Here are the top highlights from this week's edition of Moody's Credit Outlook:
First Reads
The US government shutdown continues, with federal agencies remaining closed after Congress failed to pass annual spending bills for fiscal 2026. The shutdown will not weaken the US sovereign rating but its unprecedented scope and duration raise risks to economic growth and fiscal stability. Meanwhile, Meta Platforms and Blue Owl Capital have teamed up to build a $27 billion hyperscale AI data center campus in Louisiana, with Blue Owl owning 80% and Meta 20%. The project will boost Meta's AI infrastructure goals but carries risks such as long payback periods and potential technological changes that could harm returns.

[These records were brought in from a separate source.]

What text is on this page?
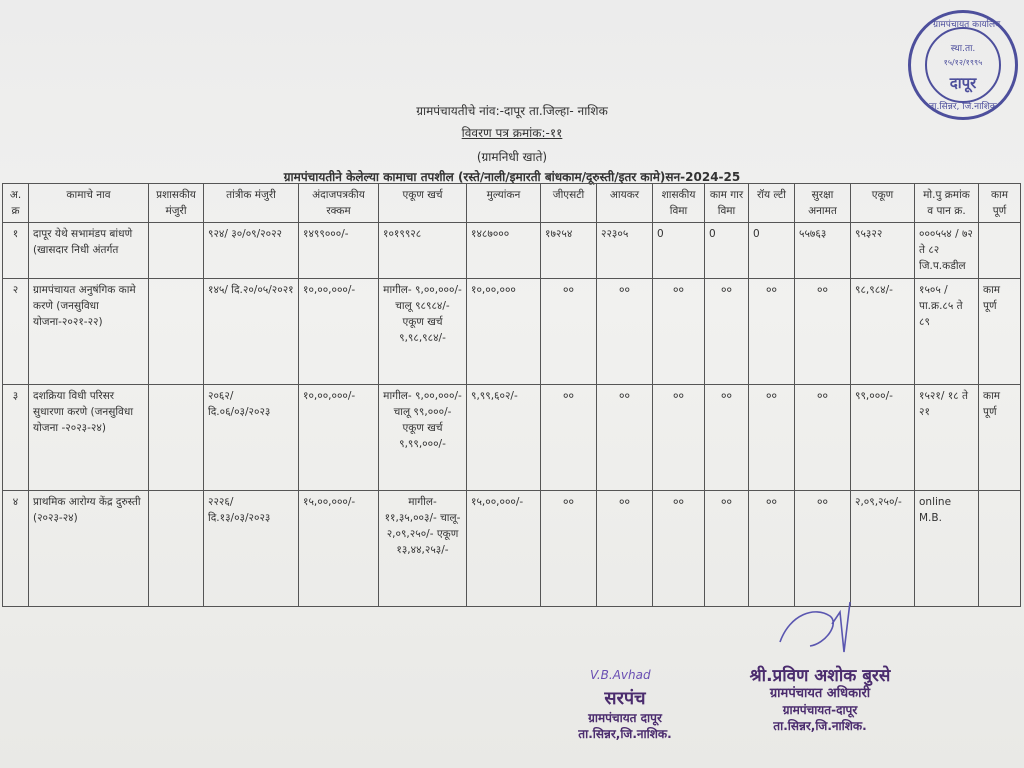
ग्रामपंचायतीचे नांव:-दापूर ता.जिल्हा- नाशिक
विवरण पत्र क्रमांक:-११
(ग्रामनिधी खाते)
ग्रामपंचायतीने केलेल्या कामाचा तपशील (रस्ते/नाली/इमारती बांधकाम/दूरुस्ती/इतर कामे)सन-2024-25
अ.क्र	कामाचे नाव	प्रशासकीय मंजुरी	तांत्रीक मंजुरी	अंदाजपत्रकीय रक्कम	एकूण खर्च	मुल्यांकन	जीएसटी	आयकर	शासकीय विमा	काम गार विमा	रॉय ल्टी	सुरक्षा अनामत	एकूण	मो.पु क्रमांक व पान क्र.	काम पूर्ण
१	दापूर येथे सभामंडप बांधणे (खासदार निधी अंतर्गत		९२४/ ३०/०९/२०२२	१४९९०००/-	१०१९९२८	१४८७०००	१७२५४	२२३०५	0	0	0	५५७६३	९५३२२	०००५५४ / ७२ ते ८२ जि.प.कडील	
२	ग्रामपंचायत अनुषंगिक कामे करणे (जनसुविधा योजना-२०२१-२२)		१४५/ दि.२०/०५/२०२१	१०,००,०००/-	मागील- ९,००,०००/- चालू ९८९८४/- एकूण खर्च ९,९८,९८४/-	१०,००,०००	००	००	००	००	००	००	९८,९८४/-	१५०५ / पा.क्र.८५ ते ८९	काम पूर्ण
३	दशक्रिया विधी परिसर सुधारणा करणे (जनसुविधा योजना -२०२३-२४)		२०६२/ दि.०६/०३/२०२३	१०,००,०००/-	मागील- ९,००,०००/- चालू ९९,०००/- एकूण खर्च ९,९९,०००/-	९,९९,६०२/-	००	००	००	००	००	००	९९,०००/-	१५२१/ १८ ते २१	काम पूर्ण
४	प्राथमिक आरोग्य केंद्र दुरुस्ती (२०२३-२४)		२२२६/ दि.१३/०३/२०२३	१५,००,०००/-	मागील- ११,३५,००३/- चालू- २,०९,२५०/- एकूण १३,४४,२५३/-	१५,००,०००/-	००	००	००	००	००	००	२,०९,२५०/-	online M.B.	
ग्रामपंचायत कार्यालय
ता.सिन्नर, जि.नाशिक
स्था.ता.
१५/१२/१९९५
दापूर
V.B.Avhad
सरपंच
ग्रामपंचायत दापूर
ता.सिन्नर,जि.नाशिक.
श्री.प्रविण अशोक बुरसे
ग्रामपंचायत अधिकारी
ग्रामपंचायत-दापूर
ता.सिन्नर,जि.नाशिक.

Featured News and Analysis
Holcim's Xella acquisition adds products, but raises exposure to volatile residential new build
Swiss building materials company Holcim’s €1.85 billion acquisition of Germany’s Xella will complement its portfolio, creating opportunities for synergies, but will increase its exposure to the most volatile segment of the construction industry.
Coca-Cola HBC will buy 75% of African Coke bottler for $2.6 billion, temporarily raising leverage
The acquisition will be financed through a combination of debt and equity, which will temporarily increase leverage. However, it will strengthen Coca-Cola's business presence through improved geographic diversification in the fast-growing continent.
The London Stock Exchange Group's acquisition of SwapClear revenue share and banks' investment in its Post Trade Solutions business will support its profitability and cash flow.
Credit in Depth
Algorithmic principal trading firms are increasing their share of market-making and secondary market trading, leveraging technological prowess, algorithmic trading expertise and recruitment of top talent to take revenue from traditional firms like global investment banks.
Hong Kong SAR, China’s property market remains weak as office rents continue to decline amid ample supply and soft leasing demand. We expect retail rental income to be largely flat, while residential development sales are steadying, supported by lower interest rates and renewed investment interest.